Forum Discussion
MFA User Group
Hello everyone,
I'm new to this group. My first exposure to MS365 Administration happened in October 2023 when a former MSP was paid to move my company's Exchange on-prem to the cloud. I'm putting a document together on how to setup MFA and generate app specific passwords to permit MS365 authentication between my ERP system and MS365 Outlook.
During the conversion process the MSP created two security groups. MFA Users and MFA Exclusions. My question is, was this necessary as part of the conversion for say, place holders for accounts, or is this something I should be maintaining?
Thank you in advance for any input.
3 Replies
The "MFA Users" and "MFA Exclusions" groups were likely created by the MSP to easily manage Multi-Factor Authentication settings using Conditional Access or security defaults.
Microsoft does not require them but are a common best practice for:
- Applying MFA policies to specific users (MFA Users)
- Excluding service accounts or legacy systems from MFA (MFA Exclusions)
You can keep and use these groups if they fit your setup. Otherwise, feel free to rename or restructure based on your current needs.

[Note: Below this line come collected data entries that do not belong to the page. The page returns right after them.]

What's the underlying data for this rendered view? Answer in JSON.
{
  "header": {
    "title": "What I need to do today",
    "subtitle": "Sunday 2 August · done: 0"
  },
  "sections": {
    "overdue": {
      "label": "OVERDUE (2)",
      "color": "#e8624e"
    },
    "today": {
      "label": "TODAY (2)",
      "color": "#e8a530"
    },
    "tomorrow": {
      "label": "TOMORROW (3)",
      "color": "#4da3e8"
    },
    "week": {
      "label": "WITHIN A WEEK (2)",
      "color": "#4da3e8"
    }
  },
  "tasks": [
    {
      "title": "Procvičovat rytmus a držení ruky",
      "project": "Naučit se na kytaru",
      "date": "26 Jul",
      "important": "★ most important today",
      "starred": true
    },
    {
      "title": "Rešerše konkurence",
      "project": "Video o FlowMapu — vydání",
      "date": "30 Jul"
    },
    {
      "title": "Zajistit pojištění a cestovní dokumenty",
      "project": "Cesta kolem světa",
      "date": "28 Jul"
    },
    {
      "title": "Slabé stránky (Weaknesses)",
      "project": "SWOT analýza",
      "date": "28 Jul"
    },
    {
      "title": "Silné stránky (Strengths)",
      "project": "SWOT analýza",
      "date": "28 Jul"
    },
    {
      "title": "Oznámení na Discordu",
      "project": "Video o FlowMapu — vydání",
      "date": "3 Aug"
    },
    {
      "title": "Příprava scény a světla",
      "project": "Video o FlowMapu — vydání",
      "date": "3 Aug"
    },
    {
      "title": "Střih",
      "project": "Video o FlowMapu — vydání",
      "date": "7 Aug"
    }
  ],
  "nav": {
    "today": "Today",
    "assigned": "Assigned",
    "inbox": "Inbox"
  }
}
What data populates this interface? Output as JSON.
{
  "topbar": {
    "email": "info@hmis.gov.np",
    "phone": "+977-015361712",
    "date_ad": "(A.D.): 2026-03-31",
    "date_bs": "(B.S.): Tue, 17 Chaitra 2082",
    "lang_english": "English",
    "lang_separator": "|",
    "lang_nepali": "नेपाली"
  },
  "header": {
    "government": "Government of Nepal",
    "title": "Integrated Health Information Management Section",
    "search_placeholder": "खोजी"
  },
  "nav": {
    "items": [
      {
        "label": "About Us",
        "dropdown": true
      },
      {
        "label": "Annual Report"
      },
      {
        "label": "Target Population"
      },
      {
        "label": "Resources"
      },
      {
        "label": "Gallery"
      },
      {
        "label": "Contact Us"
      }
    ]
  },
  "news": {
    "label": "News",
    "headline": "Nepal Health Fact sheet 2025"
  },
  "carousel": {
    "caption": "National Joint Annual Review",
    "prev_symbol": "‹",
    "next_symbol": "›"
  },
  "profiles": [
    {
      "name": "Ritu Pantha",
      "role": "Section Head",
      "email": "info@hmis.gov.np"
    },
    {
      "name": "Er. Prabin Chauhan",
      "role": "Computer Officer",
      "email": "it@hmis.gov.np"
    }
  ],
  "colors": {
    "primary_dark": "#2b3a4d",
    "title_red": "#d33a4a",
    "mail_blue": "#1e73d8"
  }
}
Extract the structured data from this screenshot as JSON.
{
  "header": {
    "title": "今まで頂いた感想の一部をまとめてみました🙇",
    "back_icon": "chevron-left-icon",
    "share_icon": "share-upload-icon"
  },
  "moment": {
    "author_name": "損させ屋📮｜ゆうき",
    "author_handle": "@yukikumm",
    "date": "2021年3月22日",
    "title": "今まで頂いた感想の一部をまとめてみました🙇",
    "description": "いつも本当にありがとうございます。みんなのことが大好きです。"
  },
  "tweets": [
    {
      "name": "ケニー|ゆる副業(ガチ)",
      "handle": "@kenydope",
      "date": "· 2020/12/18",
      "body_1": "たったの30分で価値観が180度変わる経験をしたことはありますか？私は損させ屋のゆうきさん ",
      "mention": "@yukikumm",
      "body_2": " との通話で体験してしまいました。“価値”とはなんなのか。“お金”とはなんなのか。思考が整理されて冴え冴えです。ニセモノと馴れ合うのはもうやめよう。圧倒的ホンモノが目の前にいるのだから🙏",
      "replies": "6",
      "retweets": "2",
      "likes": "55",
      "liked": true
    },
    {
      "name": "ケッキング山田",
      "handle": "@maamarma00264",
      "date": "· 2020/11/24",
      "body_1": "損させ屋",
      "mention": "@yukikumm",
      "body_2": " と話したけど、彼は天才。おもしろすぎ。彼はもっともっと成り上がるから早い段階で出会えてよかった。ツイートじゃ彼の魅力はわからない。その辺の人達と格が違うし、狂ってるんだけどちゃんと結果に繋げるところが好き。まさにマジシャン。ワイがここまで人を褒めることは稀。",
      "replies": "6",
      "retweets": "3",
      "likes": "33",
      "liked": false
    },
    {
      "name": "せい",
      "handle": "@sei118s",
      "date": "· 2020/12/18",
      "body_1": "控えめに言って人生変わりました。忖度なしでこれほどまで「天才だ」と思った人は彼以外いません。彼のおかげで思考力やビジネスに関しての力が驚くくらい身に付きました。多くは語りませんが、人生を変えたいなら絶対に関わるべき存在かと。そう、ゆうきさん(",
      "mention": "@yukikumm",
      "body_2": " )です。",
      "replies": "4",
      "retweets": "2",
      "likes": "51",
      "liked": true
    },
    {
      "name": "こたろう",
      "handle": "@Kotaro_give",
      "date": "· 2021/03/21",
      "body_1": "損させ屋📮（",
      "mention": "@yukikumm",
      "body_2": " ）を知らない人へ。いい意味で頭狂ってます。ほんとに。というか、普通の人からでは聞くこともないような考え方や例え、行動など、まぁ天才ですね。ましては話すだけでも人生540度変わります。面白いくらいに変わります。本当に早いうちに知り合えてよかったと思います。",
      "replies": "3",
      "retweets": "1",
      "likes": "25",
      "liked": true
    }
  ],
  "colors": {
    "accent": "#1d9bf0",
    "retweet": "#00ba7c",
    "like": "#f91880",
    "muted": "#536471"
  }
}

Depends on what they configured. Assuming they enforced MFA via Conditional access policy, those two groups are likely used to scope inclusions/exclusions for said policy. You can check via the Entra ID portal, here's the documentation: https://learn.microsoft.com/en-us/entra/identity/conditional-access/concept-conditional-access-policies
Thank you for the quick response. My Entra ID portal does show 7 conditional access policies but only one, related to Admins, is specified for MFA enforcement. I appears the policies were built as part of the design but no one was added. I will be doing some more home work on this and I think best practice is to maintain the MFA Users and MFA Exclusion groups as some user have left and others have onboarded.